As Paul Foot described it, Lockerbie was to be played down and President Bush Snr declared: "Syria took a bum rap on this."
No wonder no one now wants a public inquiry and the question remains: who was really behind the biggest ever terrorist atrocity on British soil?
In an article published in The Guardian a few months before he died, Paul Foot wrote:
"As he basks in the success of his controversial visit to Libya, prime minister Tony Blair has to grapple at once with an awkward letter. It was delivered on Monday by UK Families Flight 103 representing most of the British families bereaved by the 1988 Lockerbie bombing. The letter starts by reminding Blair that the families supported his visit to Libya in the expectation that the talks with Colonel Gaddafi would lead to more information about the bombing. Moreover, the letter says, their support for the visit was widely used by ministers to justify the visit to Libya. Yet the visit has not led to any more information about the bombing.

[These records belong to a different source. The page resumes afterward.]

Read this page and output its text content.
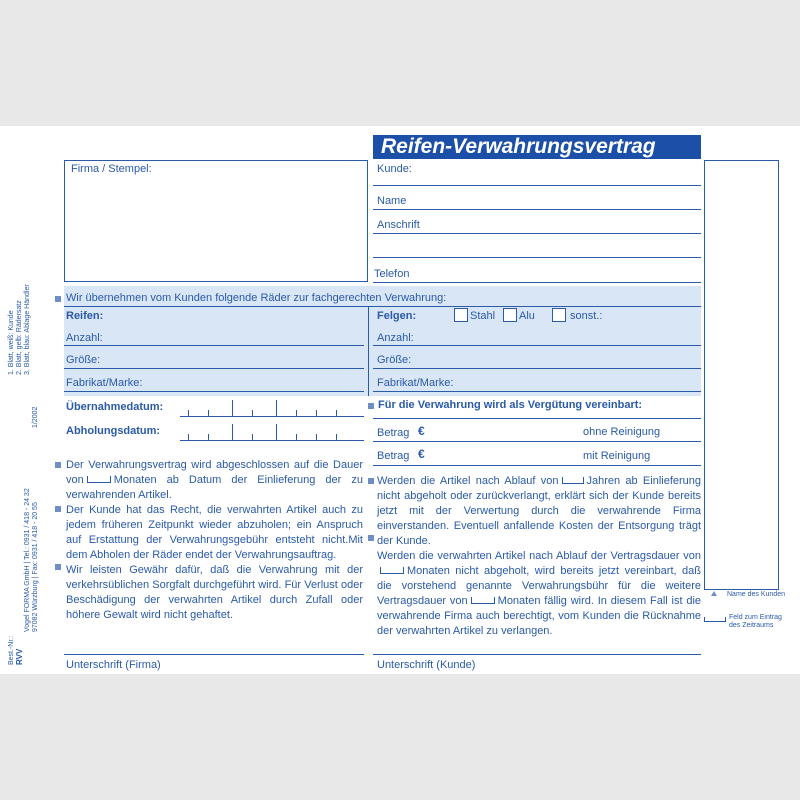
1. Blatt, weiß: Kunde 2. Blatt, gelb: Rädersatz 3. Blatt, blau: Ablage Händler
1/2002
Best.-Nr.: RVV
Vogel FORMA GmbH | Tel.: 0931 / 418 - 24 32 97082 Würzburg | Fax: 0931 / 418 - 20 55
Reifen-Verwahrungsvertrag
Firma / Stempel:	Kunde:
Name
Anschrift
Telefon
Name des Kunden
Feld zum Eintrag
des Zeitraums
Wir übernehmen vom Kunden folgende Räder zur fachgerechten Verwahrung:
Reifen:
Anzahl:
Größe:
Fabrikat/Marke:
Felgen:	Stahl Alu	sonst.:
Anzahl:
Größe:
Fabrikat/Marke:
Übernahmedatum:
Abholungsdatum:
Für die Verwahrung wird als Vergütung vereinbart:
Betrag €	ohne Reinigung
Betrag €	mit Reinigung

Der Verwahrungsvertrag wird abgeschlossen auf die Dauer von	Monaten ab Datum der Einlieferung der zu verwahrenden Artikel.

Der Kunde hat das Recht, die verwahrten Artikel auch zu jedem früheren Zeitpunkt wieder abzuholen; ein Anspruch auf Erstattung der Verwahrungsgebühr entsteht nicht.Mit dem Abholen der Räder endet der Verwahrungsauftrag.

Wir leisten Gewähr dafür, daß die Verwahrung mit der verkehrsüblichen Sorgfalt durchgeführt wird. Für Verlust oder Beschädigung der verwahrten Artikel durch Zufall oder höhere Gewalt wird nicht gehaftet.

Werden die Artikel nach Ablauf von	Jahren ab Einlieferung nicht abgeholt oder zurückverlangt, erklärt sich der Kunde bereits jetzt mit der Verwertung durch die verwahrende Firma einverstanden. Eventuell anfallende Kosten der Entsorgung trägt der Kunde.

Werden die verwahrten Artikel nach Ablauf der Vertragsdauer vonMonaten nicht abgeholt, wird bereits jetzt vereinbart, daß die vorstehend genannte Verwahrungsbühr für die weitere Vertragsdauer von	Monaten fällig wird. In diesem Fall ist die verwahrende Firma auch berechtigt, vom Kunden die Rücknahme der verwahrten Artikel zu verlangen.

Unterschrift (Firma)	Unterschrift (Kunde)
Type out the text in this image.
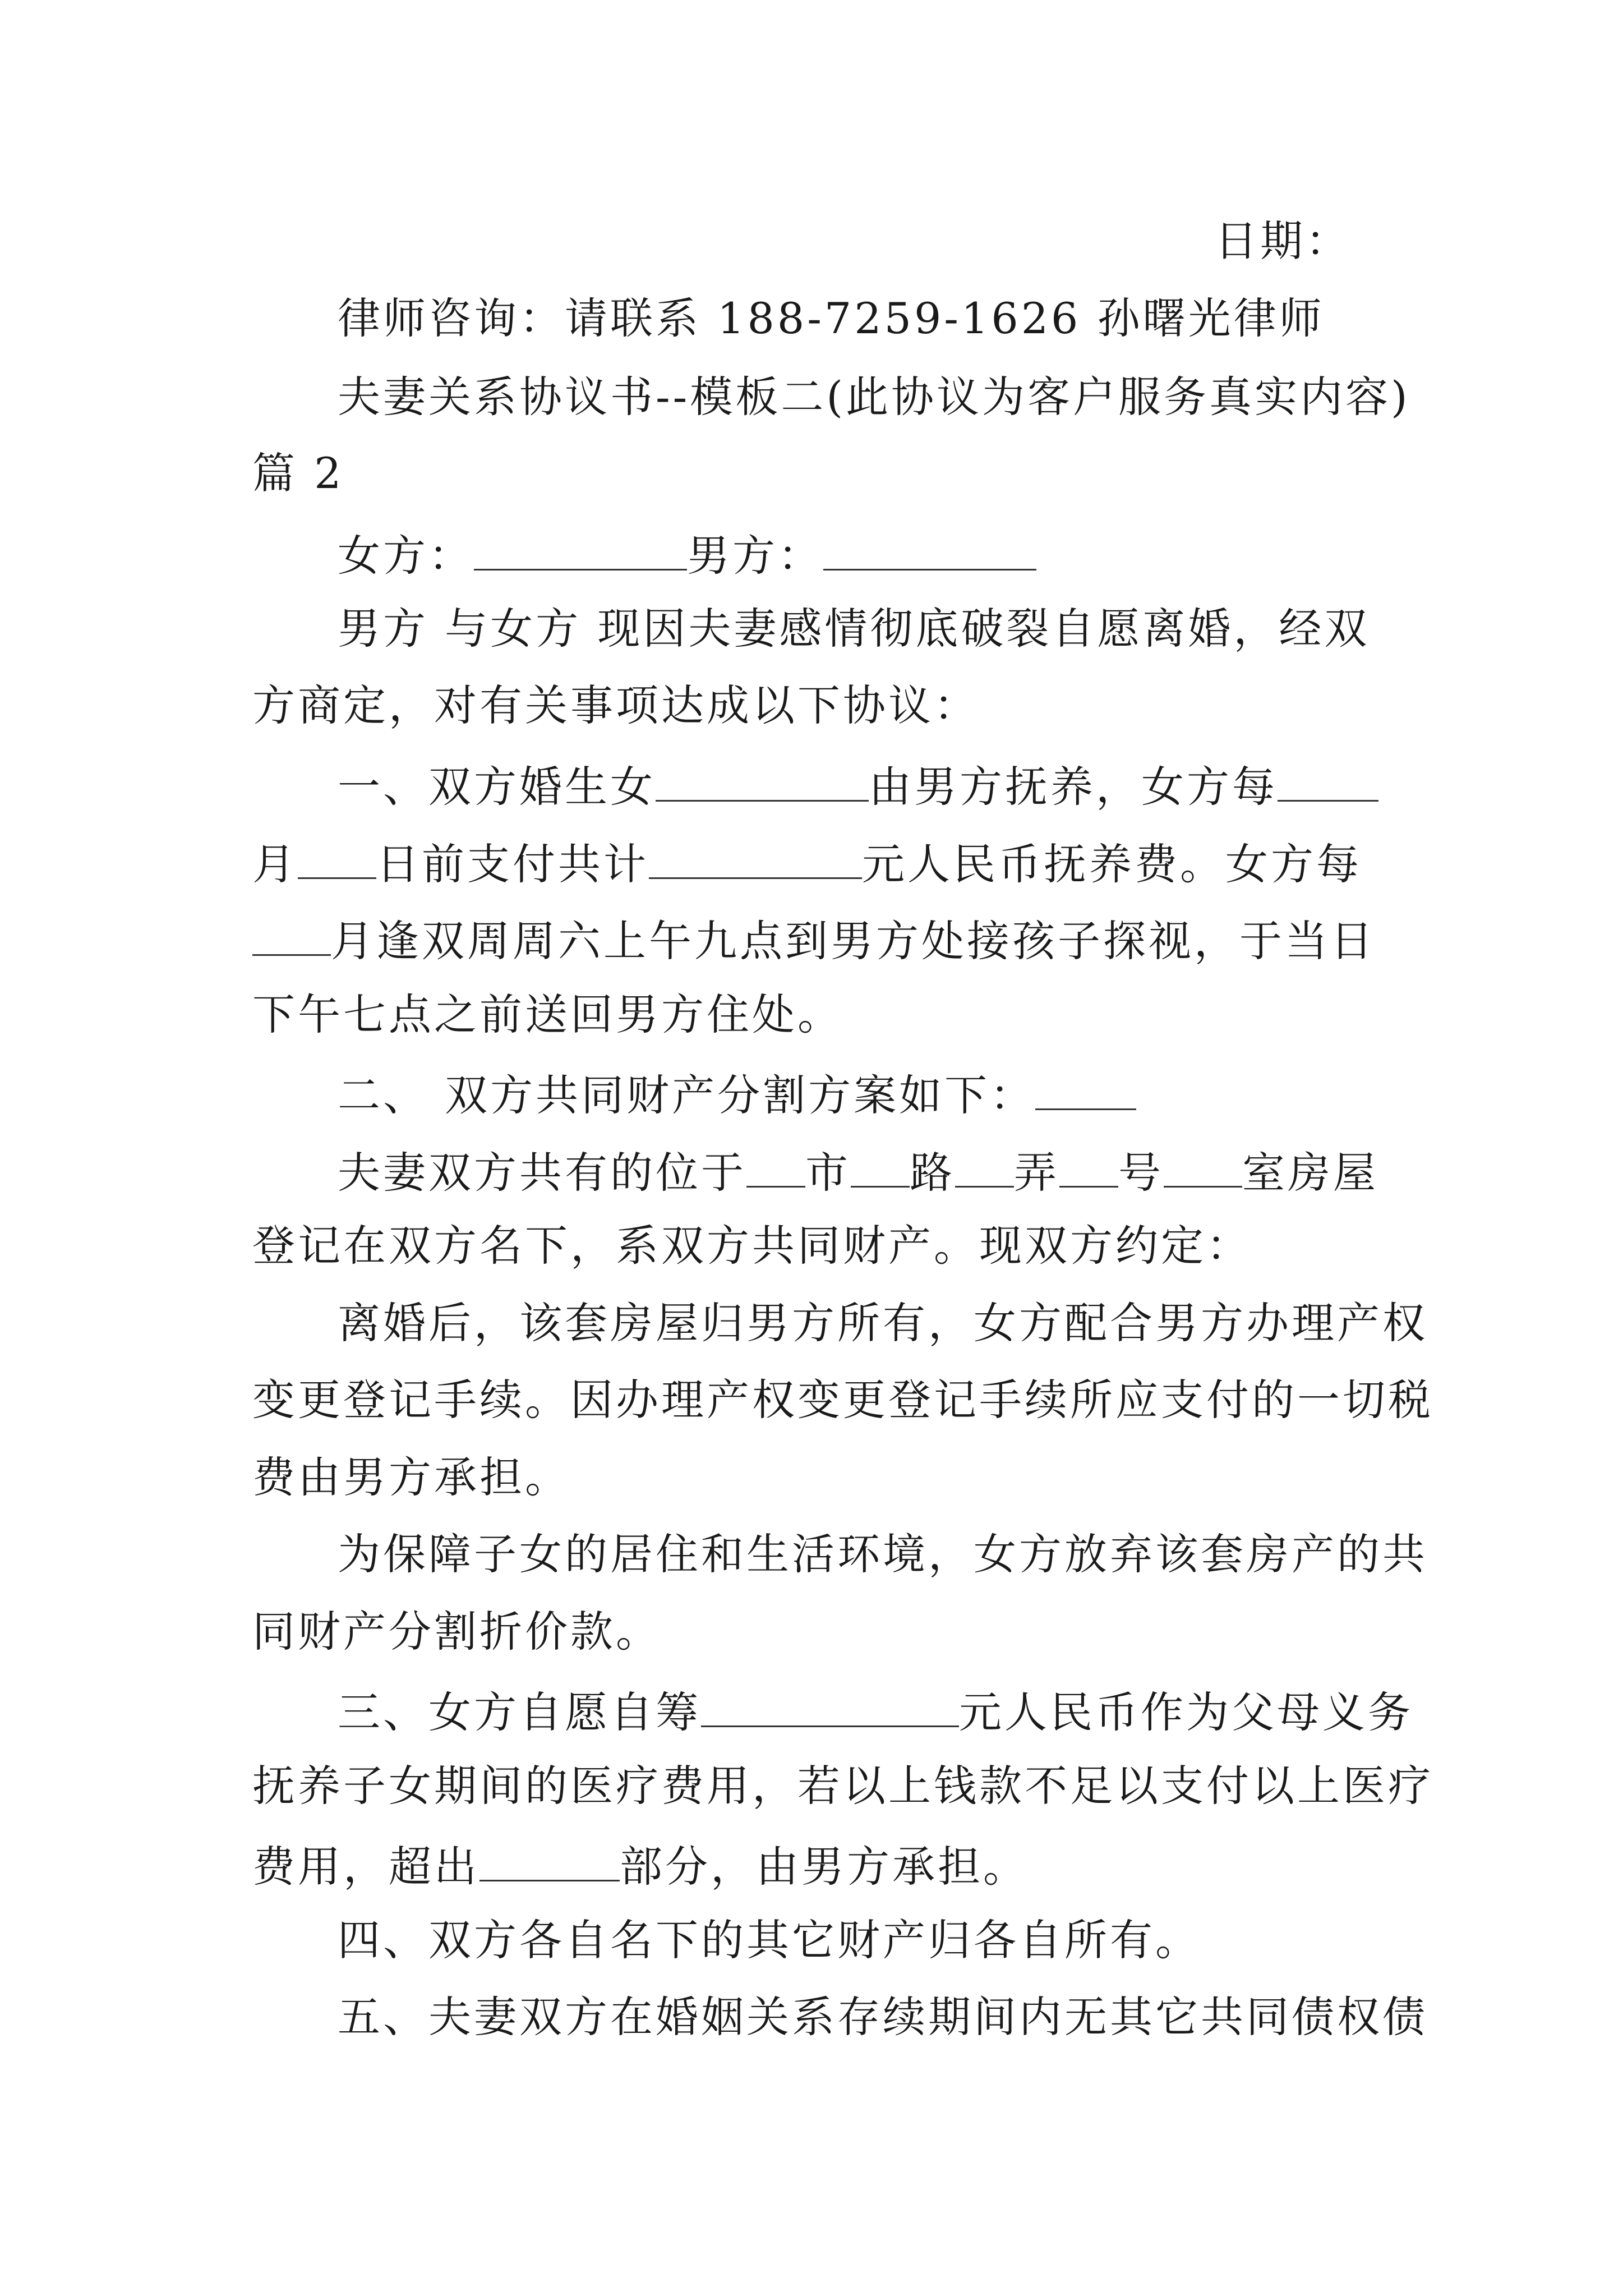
日期：
律师咨询：请联系 188-7259-1626 孙曙光律师
夫妻关系协议书--模板二(此协议为客户服务真实内容)
篇 2
女方：	男方：
男方 与女方 现因夫妻感情彻底破裂自愿离婚，经双
方商定，对有关事项达成以下协议：
一、双方婚生女	由男方抚养，女方每
月 日前支付共计	元人民币抚养费。女方每
月逢双周周六上午九点到男方处接孩子探视，于当日
下午七点之前送回男方住处。
二、 双方共同财产分割方案如下：
夫妻双方共有的位于 市 路 弄 号 室房屋
登记在双方名下，系双方共同财产。现双方约定：
离婚后，该套房屋归男方所有，女方配合男方办理产权
变更登记手续。因办理产权变更登记手续所应支付的一切税
费由男方承担。
为保障子女的居住和生活环境，女方放弃该套房产的共
同财产分割折价款。
三、女方自愿自筹	元人民币作为父母义务
抚养子女期间的医疗费用，若以上钱款不足以支付以上医疗
费用，超出	部分，由男方承担。
四、双方各自名下的其它财产归各自所有。
五、夫妻双方在婚姻关系存续期间内无其它共同债权债
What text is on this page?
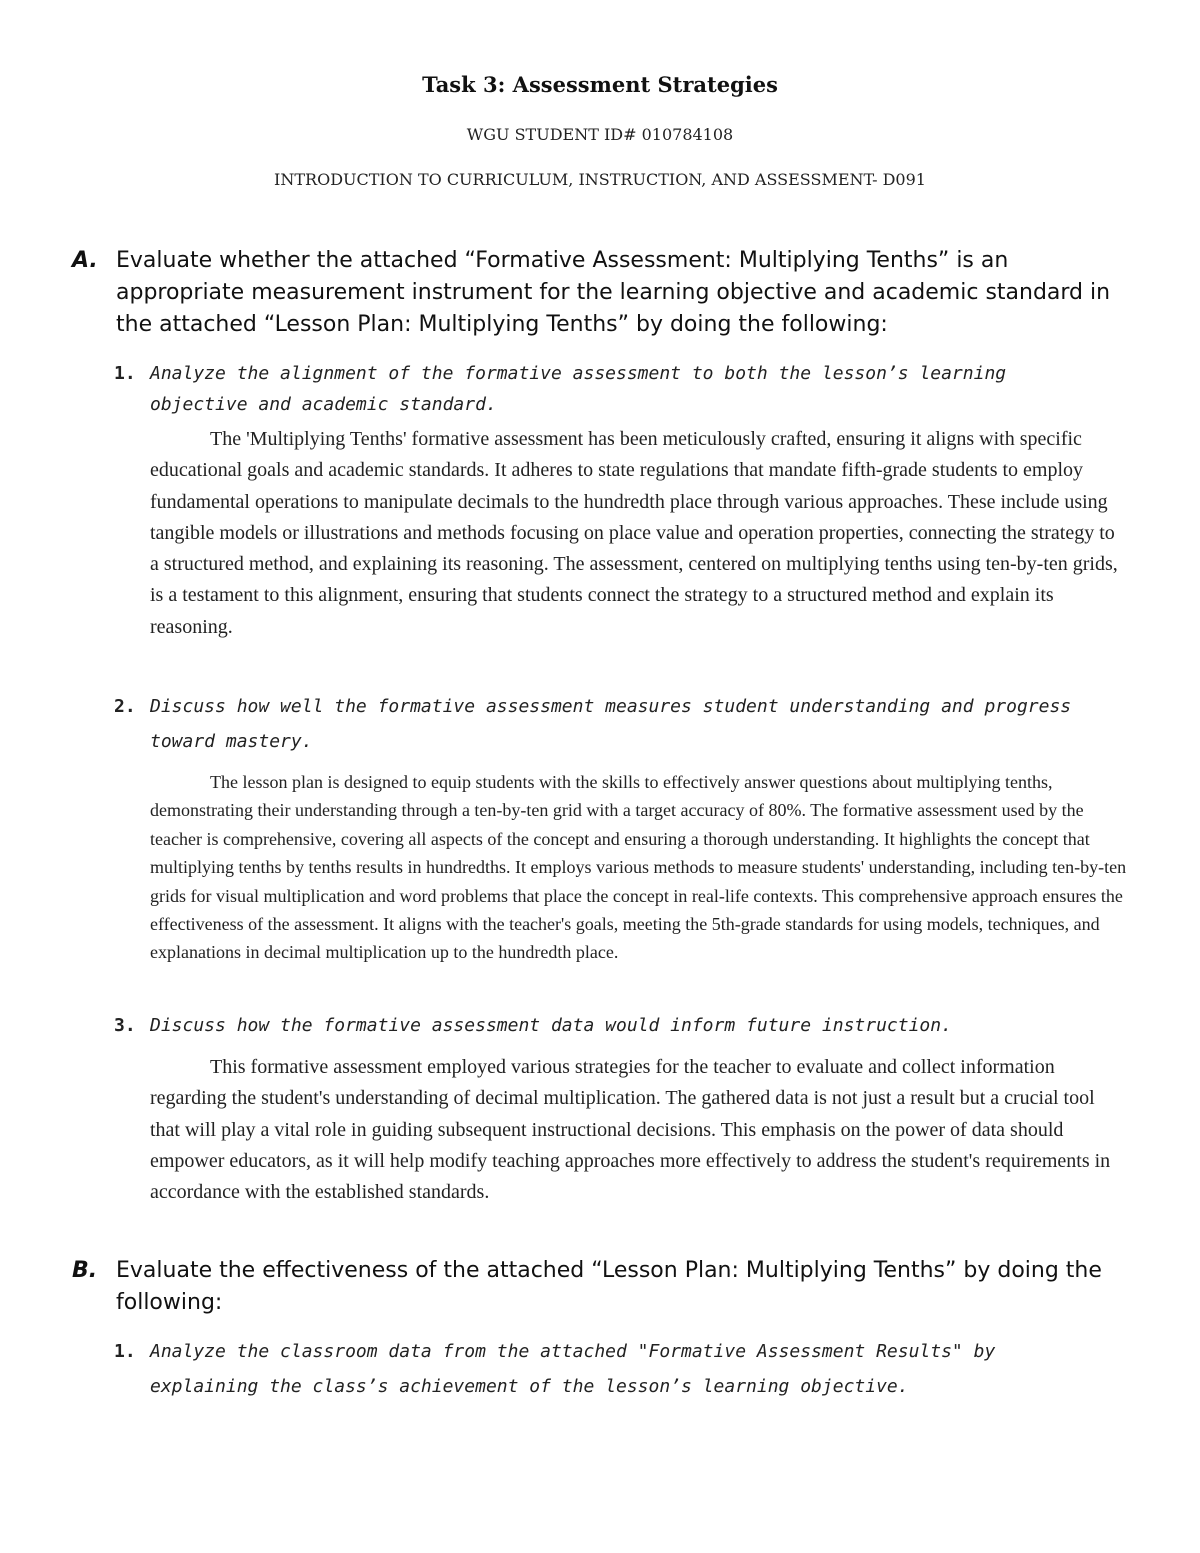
Task 3: Assessment Strategies
WGU STUDENT ID# 010784108
INTRODUCTION TO CURRICULUM, INSTRUCTION, AND ASSESSMENT- D091
A. Evaluate whether the attached “Formative Assessment: Multiplying Tenths” is an appropriate measurement instrument for the learning objective and academic standard in the attached “Lesson Plan: Multiplying Tenths” by doing the following:
1. Analyze the alignment of the formative assessment to both the lesson’s learning objective and academic standard.
The 'Multiplying Tenths' formative assessment has been meticulously crafted, ensuring it aligns with specific educational goals and academic standards. It adheres to state regulations that mandate fifth-grade students to employ fundamental operations to manipulate decimals to the hundredth place through various approaches. These include using tangible models or illustrations and methods focusing on place value and operation properties, connecting the strategy to a structured method, and explaining its reasoning. The assessment, centered on multiplying tenths using ten-by-ten grids, is a testament to this alignment, ensuring that students connect the strategy to a structured method and explain its reasoning.
2. Discuss how well the formative assessment measures student understanding and progress toward mastery.
The lesson plan is designed to equip students with the skills to effectively answer questions about multiplying tenths, demonstrating their understanding through a ten-by-ten grid with a target accuracy of 80%. The formative assessment used by the teacher is comprehensive, covering all aspects of the concept and ensuring a thorough understanding. It highlights the concept that multiplying tenths by tenths results in hundredths. It employs various methods to measure students' understanding, including ten-by-ten grids for visual multiplication and word problems that place the concept in real-life contexts. This comprehensive approach ensures the effectiveness of the assessment. It aligns with the teacher's goals, meeting the 5th-grade standards for using models, techniques, and explanations in decimal multiplication up to the hundredth place.
3. Discuss how the formative assessment data would inform future instruction.
This formative assessment employed various strategies for the teacher to evaluate and collect information regarding the student's understanding of decimal multiplication. The gathered data is not just a result but a crucial tool that will play a vital role in guiding subsequent instructional decisions. This emphasis on the power of data should empower educators, as it will help modify teaching approaches more effectively to address the student's requirements in accordance with the established standards.
B. Evaluate the effectiveness of the attached “Lesson Plan: Multiplying Tenths” by doing the following:
1. Analyze the classroom data from the attached "Formative Assessment Results" by explaining the class’s achievement of the lesson’s learning objective.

"And recent letters to the secretary of the group, Pamela Dix - whose brother died at Lockerbie - from Baroness Symons, minister of state at the Foreign Office, and from the Crown Office in Edinburgh, have argued that any further questions to the Libyans about Lockerbie would not be helpful. In short, ministers took the credit of the families' support without asking a single question about Lockerbie to justify that support. In a sense of deep outrage, the families are asking the prime minister for a meeting to discuss Lockerbie as a matter of urgency.
The article concludes:
"In Britain, meanwhile, Thatcher, John Major and Blair obstinately turned down the bereaved families' requests for a full public inquiry into the worst mass murder in British history.
"It follows from this explanation that Megrahi is innocent of the Lockerbie bombing and his conviction is the last in the long line of British judges' miscarriages of criminal justice. This explanation is also a terrible indictment of the cynicism, hypocrisy and deceit of the British and US governments and their intelligence services. Which is probably why it has been so consistently and haughtily ignored."